STRUCTURAL PATTERN DISCOVERY IN DYNAMIC GRAPHS
MetadataShow full item record
Structural pattern discovery problems, which contain graph isomorphism as a sub-problem, are computationally very hard. The runtime of complete algorithms for discovering structural patterns such as frequent subgraphs and highly compressing subgraphs are exponential with respect to the size of the graph. The inefficiency of these complete algorithms is exacerbated by the increase in size of dynamic graphs. Thus in this dissertation, we study efficient methods of mining such structural patterns in large dynamic labeled graphs. First we look at parallel techniques, where we can accumulate the graph data into a single large graph that we can then partition into parts and process in a parallel manner.
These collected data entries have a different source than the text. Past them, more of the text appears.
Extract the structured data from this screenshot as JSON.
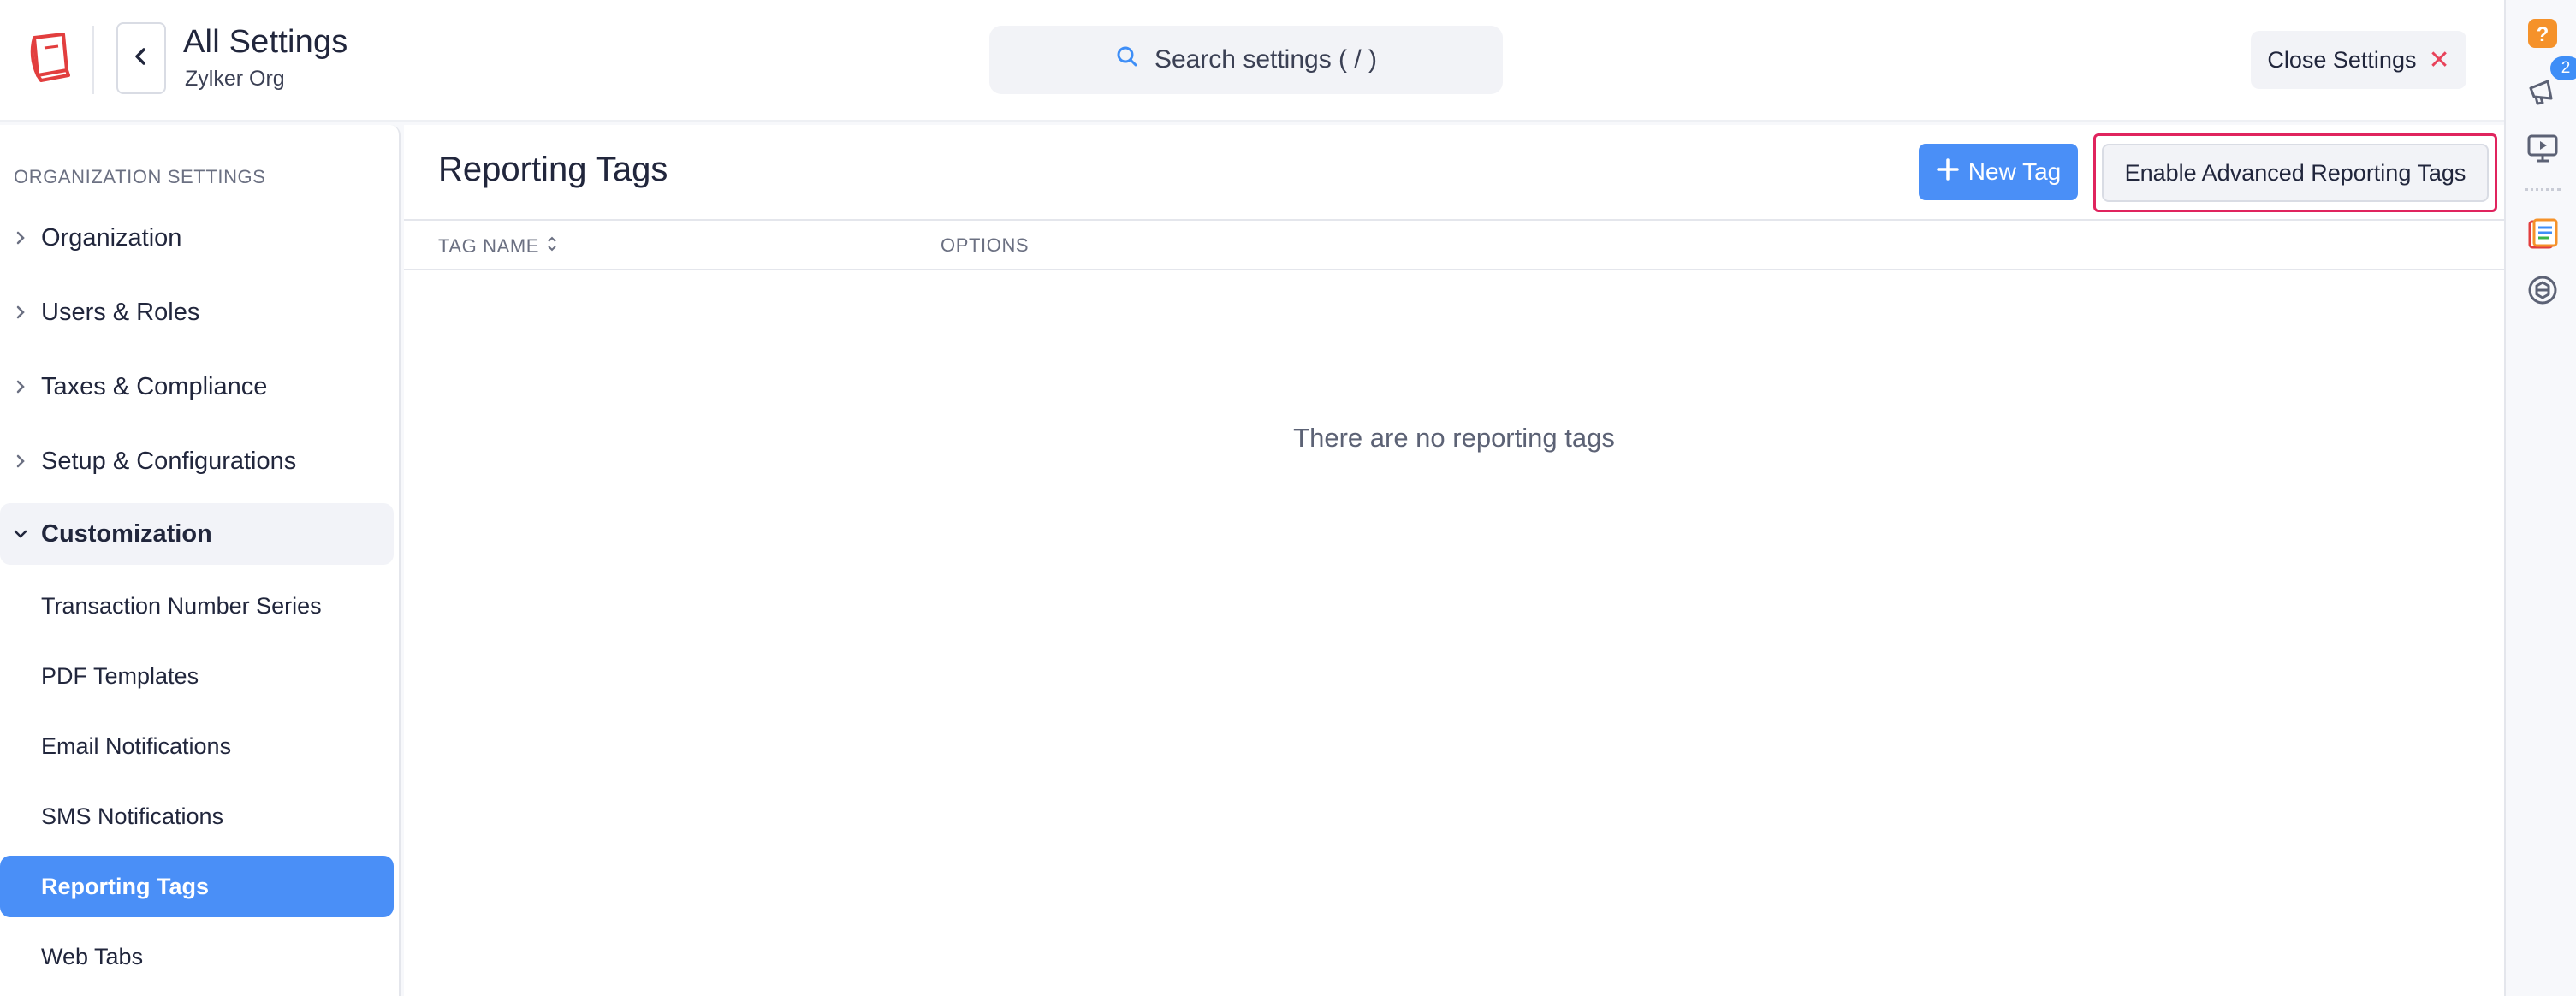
{
  "header": {
    "title": "All Settings",
    "org": "Zylker Org",
    "search_placeholder": "Search settings ( / )",
    "close_label": "Close Settings",
    "close_symbol": "✕"
  },
  "sidebar": {
    "section_label": "ORGANIZATION SETTINGS",
    "groups": [
      {
        "label": "Organization",
        "expanded": false
      },
      {
        "label": "Users & Roles",
        "expanded": false
      },
      {
        "label": "Taxes & Compliance",
        "expanded": false
      },
      {
        "label": "Setup & Configurations",
        "expanded": false
      },
      {
        "label": "Customization",
        "expanded": true
      }
    ],
    "sub_items": [
      {
        "label": "Transaction Number Series",
        "active": false
      },
      {
        "label": "PDF Templates",
        "active": false
      },
      {
        "label": "Email Notifications",
        "active": false
      },
      {
        "label": "SMS Notifications",
        "active": false
      },
      {
        "label": "Reporting Tags",
        "active": true
      },
      {
        "label": "Web Tabs",
        "active": false
      }
    ]
  },
  "main": {
    "title": "Reporting Tags",
    "new_tag_label": "New Tag",
    "advanced_label": "Enable Advanced Reporting Tags",
    "columns": [
      "TAG NAME",
      "OPTIONS"
    ],
    "empty_message": "There are no reporting tags"
  },
  "rail": {
    "notification_count": "2"
  },
  "colors": {
    "accent": "#4a8ff7",
    "highlight_border": "#e0245e",
    "close_red": "#e8425a",
    "help_orange": "#f5922a"
  }
}
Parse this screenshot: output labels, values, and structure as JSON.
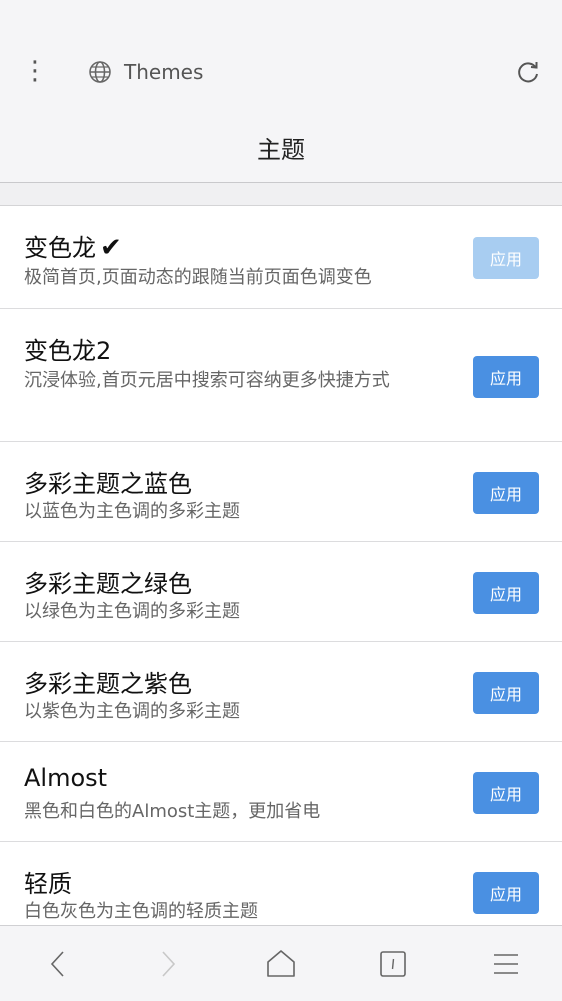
{
  "toolbar": {
    "url_text": "Themes",
    "page_title": "主题"
  },
  "themes": [
    {
      "name": "变色龙",
      "desc": "极简首页,页面动态的跟随当前页面色调变色",
      "button": "应用",
      "current": true
    },
    {
      "name": "变色龙2",
      "desc": "沉浸体验,首页元居中搜索可容纳更多快捷方式",
      "button": "应用",
      "current": false
    },
    {
      "name": "多彩主题之蓝色",
      "desc": "以蓝色为主色调的多彩主题",
      "button": "应用",
      "current": false
    },
    {
      "name": "多彩主题之绿色",
      "desc": "以绿色为主色调的多彩主题",
      "button": "应用",
      "current": false
    },
    {
      "name": "多彩主题之紫色",
      "desc": "以紫色为主色调的多彩主题",
      "button": "应用",
      "current": false
    },
    {
      "name": "Almost",
      "desc": "黑色和白色的Almost主题，更加省电",
      "button": "应用",
      "current": false
    },
    {
      "name": "轻质",
      "desc": "白色灰色为主色调的轻质主题",
      "button": "应用",
      "current": false
    }
  ],
  "colors": {
    "accent": "#4a90e2",
    "accent_disabled": "#a8cdf1"
  }
}
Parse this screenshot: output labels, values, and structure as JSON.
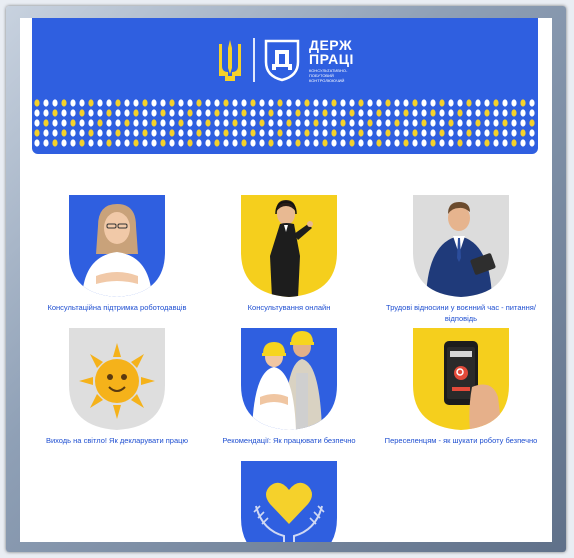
{
  "header": {
    "brand_line1": "ДЕРЖ",
    "brand_line2": "ПРАЦІ",
    "brand_tagline": "КОНСУЛЬТАТИВНО-ПОБУТОВИЙ КОНТРОЛЮЮЧИЙ",
    "accent_blue": "#2f5fe0",
    "accent_yellow": "#f5d12b"
  },
  "tiles": [
    {
      "caption": "Консультаційна підтримка роботодавців",
      "icon": "businesswoman-photo",
      "bg": "#2f5fe0"
    },
    {
      "caption": "Консультування онлайн",
      "icon": "call-center-operator-photo",
      "bg": "#f5cf1d"
    },
    {
      "caption": "Трудові відносини у воєнний час - питання/відповідь",
      "icon": "businessman-photo",
      "bg": "#d9d9d9"
    },
    {
      "caption": "Виходь на світло! Як декларувати працю",
      "icon": "sun-character-icon",
      "bg": "#d9d9d9"
    },
    {
      "caption": "Рекомендації: Як працювати безпечно",
      "icon": "workers-in-helmets-photo",
      "bg": "#2f5fe0"
    },
    {
      "caption": "Переселенцям - як шукати роботу безпечно",
      "icon": "phone-in-hand-photo",
      "bg": "#f5cf1d"
    },
    {
      "caption": "",
      "icon": "heart-in-hands-icon",
      "bg": "#2f5fe0"
    }
  ]
}
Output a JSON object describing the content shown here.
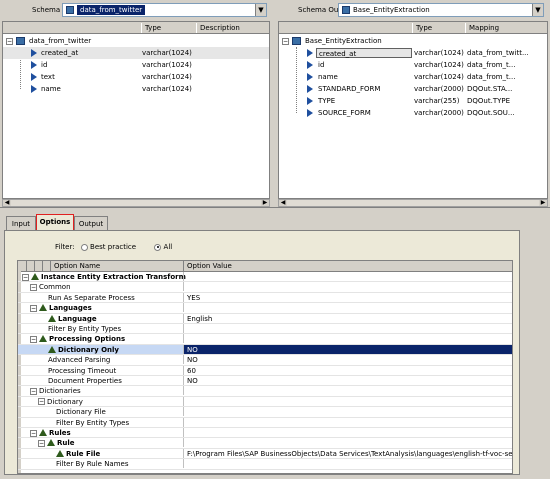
{
  "schema_in": {
    "label": "Schema In:",
    "value": "data_from_twitter",
    "columns": [
      "",
      "Type",
      "Description"
    ],
    "root": "data_from_twitter",
    "rows": [
      {
        "name": "created_at",
        "type": "varchar(1024)",
        "desc": ""
      },
      {
        "name": "id",
        "type": "varchar(1024)",
        "desc": ""
      },
      {
        "name": "text",
        "type": "varchar(1024)",
        "desc": ""
      },
      {
        "name": "name",
        "type": "varchar(1024)",
        "desc": ""
      }
    ]
  },
  "schema_out": {
    "label": "Schema Out:",
    "value": "Base_EntityExtraction",
    "columns": [
      "",
      "Type",
      "Mapping"
    ],
    "root": "Base_EntityExtraction",
    "rows": [
      {
        "name": "created_at",
        "type": "varchar(1024)",
        "mapping": "data_from_twitt..."
      },
      {
        "name": "id",
        "type": "varchar(1024)",
        "mapping": "data_from_t..."
      },
      {
        "name": "name",
        "type": "varchar(1024)",
        "mapping": "data_from_t..."
      },
      {
        "name": "STANDARD_FORM",
        "type": "varchar(2000)",
        "mapping": "DQOut.STA..."
      },
      {
        "name": "TYPE",
        "type": "varchar(255)",
        "mapping": "DQOut.TYPE"
      },
      {
        "name": "SOURCE_FORM",
        "type": "varchar(2000)",
        "mapping": "DQOut.SOU..."
      }
    ]
  },
  "tabs": [
    {
      "label": "Input"
    },
    {
      "label": "Options"
    },
    {
      "label": "Output"
    }
  ],
  "filter": {
    "label": "Filter:",
    "options": [
      "Best practice",
      "All"
    ],
    "selected": "All"
  },
  "options_grid": {
    "col_name": "Option Name",
    "col_value": "Option Value",
    "rows": [
      {
        "name": "Instance Entity Extraction Transform",
        "value": "",
        "level": 0,
        "bold": true,
        "expander": "-",
        "tri": true
      },
      {
        "name": "Common",
        "value": "",
        "level": 1,
        "bold": false,
        "expander": "-",
        "tri": false
      },
      {
        "name": "Run As Separate Process",
        "value": "YES",
        "level": 2,
        "bold": false,
        "expander": "",
        "tri": false
      },
      {
        "name": "Languages",
        "value": "",
        "level": 1,
        "bold": true,
        "expander": "-",
        "tri": true
      },
      {
        "name": "Language",
        "value": "English",
        "level": 2,
        "bold": true,
        "expander": "",
        "tri": true
      },
      {
        "name": "Filter By Entity Types",
        "value": "",
        "level": 2,
        "bold": false,
        "expander": "",
        "tri": false
      },
      {
        "name": "Processing Options",
        "value": "",
        "level": 1,
        "bold": true,
        "expander": "-",
        "tri": true
      },
      {
        "name": "Dictionary Only",
        "value": "NO",
        "level": 2,
        "bold": true,
        "expander": "",
        "tri": true,
        "selected": true
      },
      {
        "name": "Advanced Parsing",
        "value": "NO",
        "level": 2,
        "bold": false,
        "expander": "",
        "tri": false
      },
      {
        "name": "Processing Timeout",
        "value": "60",
        "level": 2,
        "bold": false,
        "expander": "",
        "tri": false
      },
      {
        "name": "Document Properties",
        "value": "NO",
        "level": 2,
        "bold": false,
        "expander": "",
        "tri": false
      },
      {
        "name": "Dictionaries",
        "value": "",
        "level": 1,
        "bold": false,
        "expander": "-",
        "tri": false
      },
      {
        "name": "Dictionary",
        "value": "",
        "level": 2,
        "bold": false,
        "expander": "-",
        "tri": false
      },
      {
        "name": "Dictionary File",
        "value": "",
        "level": 3,
        "bold": false,
        "expander": "",
        "tri": false
      },
      {
        "name": "Filter By Entity Types",
        "value": "",
        "level": 3,
        "bold": false,
        "expander": "",
        "tri": false
      },
      {
        "name": "Rules",
        "value": "",
        "level": 1,
        "bold": true,
        "expander": "-",
        "tri": true
      },
      {
        "name": "Rule",
        "value": "",
        "level": 2,
        "bold": true,
        "expander": "-",
        "tri": true
      },
      {
        "name": "Rule File",
        "value": "F:\\Program Files\\SAP BusinessObjects\\Data Services\\TextAnalysis\\languages\\english-tf-voc-sentime...",
        "level": 3,
        "bold": true,
        "expander": "",
        "tri": true
      },
      {
        "name": "Filter By Rule Names",
        "value": "",
        "level": 3,
        "bold": false,
        "expander": "",
        "tri": false
      }
    ]
  }
}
We propose SP-Subdue-2 that uses a MPI cluster and a data-parallel approach to find highly compressing subgraphs in a large graph. We evaluate our approach using a large artificial graph and a Nuclear Smuggling dataset. While we outperform previous approaches to the same problem, the method cannot handle data sources which produce an infinite stream of changes. Our objective is to design an algorithm that can continuously process an infinitely changing graph. Hence, we propose StreamFSM, which takes batches of node and edge additions to a graph and continuously finds and reports the frequent subgraphs at the end of each batch. StreamFSM can be easily tuned via its parameters to trade off efficiency and accuracy in its results. StreamFSM outperforms its static counterparts. While StreamFSM finds frequent subgraphs in the entire graph, it requires the user to specify a frequency threshold. This might not always be possible. Hence we propose StreamCompress which discovers the top-K highly compressing subgraphs in a graph stream using the set covering metric. We show that StreamCompress' runtime scales similar to StreamFSM and that it is accurate in discovering known highly compressing subgraphs. Both StreamFSM and StreamCompress, however, require the entire graph to be stored in memory. We address this issue by using a time based fixed size sliding window on the graph stream. We see a significant improvement in the performance of StreamFSM when using this fixed size window.